Secondly, while Putin is regarded in the West and is presented in his own domestic propaganda as an absolutist autocrat, he has in fact often functioned more like the chairman of a squabbling collection of state oligarchs. He has even encouraged their feuds as part of a strategy of “divide and rule,” and he has only stepped in to resolve them – in this case, very belatedly – when they have risked breaking out in public and threatening his own authority. Putin has also been a master in the distribution of state patronage, making sure that as long as they remain loyal to him, the losers in intra-regime disputes have still been compensated with considerable wealth.
Can this regime and this form of government continue? Everything still depends on what happens on the battlefield in Ukraine. If the Russians can hold their present line, Putin’s rule will most probably survive. Another major defeat would probably finish it. Concerning his personal authority, an early question will be whether having suppressed Prigozhin, Putin can now act to replace Shoigu and Gerasimov, as so many Russian soldiers would wish – or whether he is still inextricably bound to these and other cronies (of whom Prigozhin was previously one), irrespective of their manifest failures and crimes. For a key factor in the disastrous decision to invade Ukraine and the general decline of the Putin regime’s competence has been his increasing tendency to surround himself with an ever-smaller group of close associates and rely exclusively on them for advice.
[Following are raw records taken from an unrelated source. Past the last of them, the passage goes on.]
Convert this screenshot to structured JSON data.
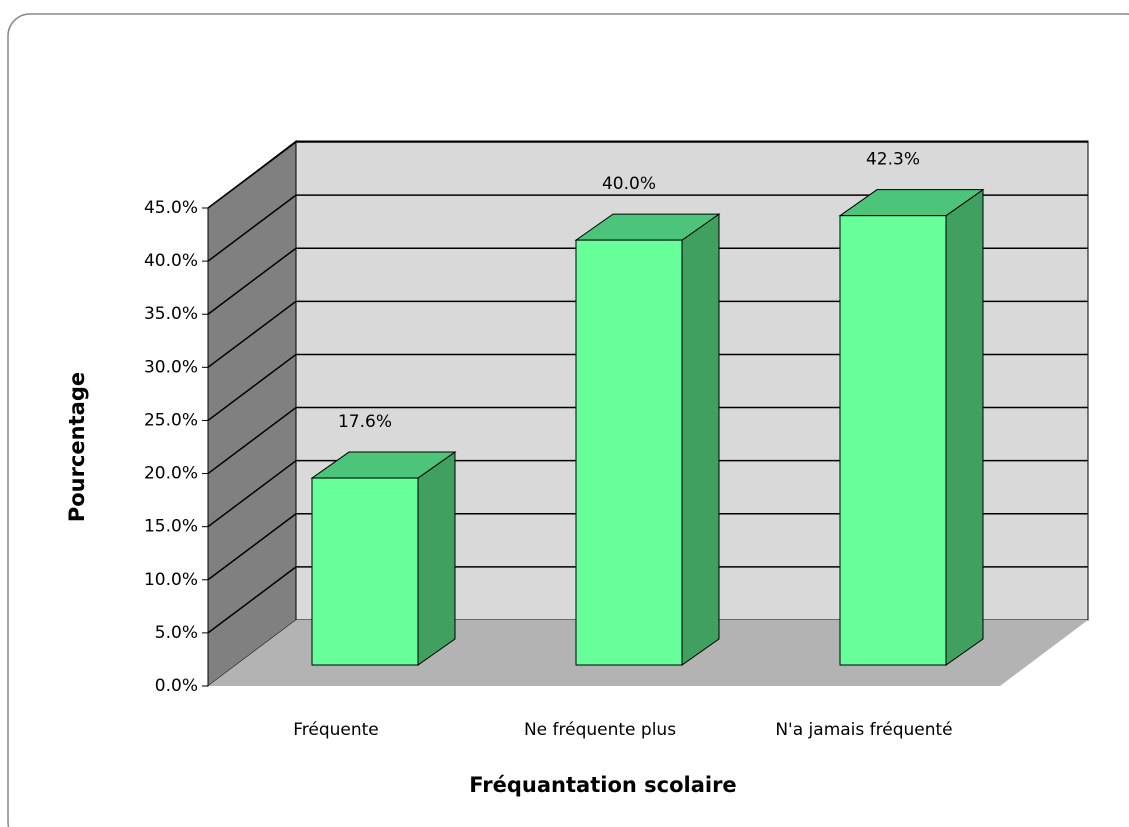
{
  "chart_data": {
    "type": "bar3d",
    "categories": [
      "Fréquente",
      "Ne fréquente plus",
      "N'a jamais fréquenté"
    ],
    "values": [
      17.6,
      40.0,
      42.3
    ],
    "value_labels": [
      "17.6%",
      "40.0%",
      "42.3%"
    ],
    "color": "#66ff99",
    "ylim": [
      0,
      45
    ],
    "yticks": [
      {
        "value": 0,
        "label": "0.0%"
      },
      {
        "value": 5,
        "label": "5.0%"
      },
      {
        "value": 10,
        "label": "10.0%"
      },
      {
        "value": 15,
        "label": "15.0%"
      },
      {
        "value": 20,
        "label": "20.0%"
      },
      {
        "value": 25,
        "label": "25.0%"
      },
      {
        "value": 30,
        "label": "30.0%"
      },
      {
        "value": 35,
        "label": "35.0%"
      },
      {
        "value": 40,
        "label": "40.0%"
      },
      {
        "value": 45,
        "label": "45.0%"
      }
    ],
    "y_label": "Pourcentage",
    "x_label": "Fréquantation scolaire",
    "grid": true
  }
}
Finally, the Wagner revolt, however brief and unsuccessful, will inevitably renew speculation about whether Putin’s prestige has been so badly damaged that he will decide not to stand again for president in the elections due (according to the constitution) early next year, and instead hand over to a chosen successor (as President Yeltsin handed over to him in 1999). However, while the revolt has been a bad blow to Putin, it may also have underlined once again his vital personal importance to the political system that he has created – which could lead his associates in that system to beg him to stay on, for fear that without him they would be incapable of peacefully mediating their own rivalries.
For if Putin was instrumental in the rise of Wagner to the point that it became a menace to the Russian state, it also seems likely that only he could have brought the Wagner revolt to an end quickly and without bloodshed and possible civil war. At the start of the Cold War, George Kennan wrote presciently that if Communist Party authority faltered, “Russia might be changed overnight from one of the strongest to one of the weakest and most pitiable of national societies.” It is possible to wonder whether that may be true today of Putin’s authority, however diminished.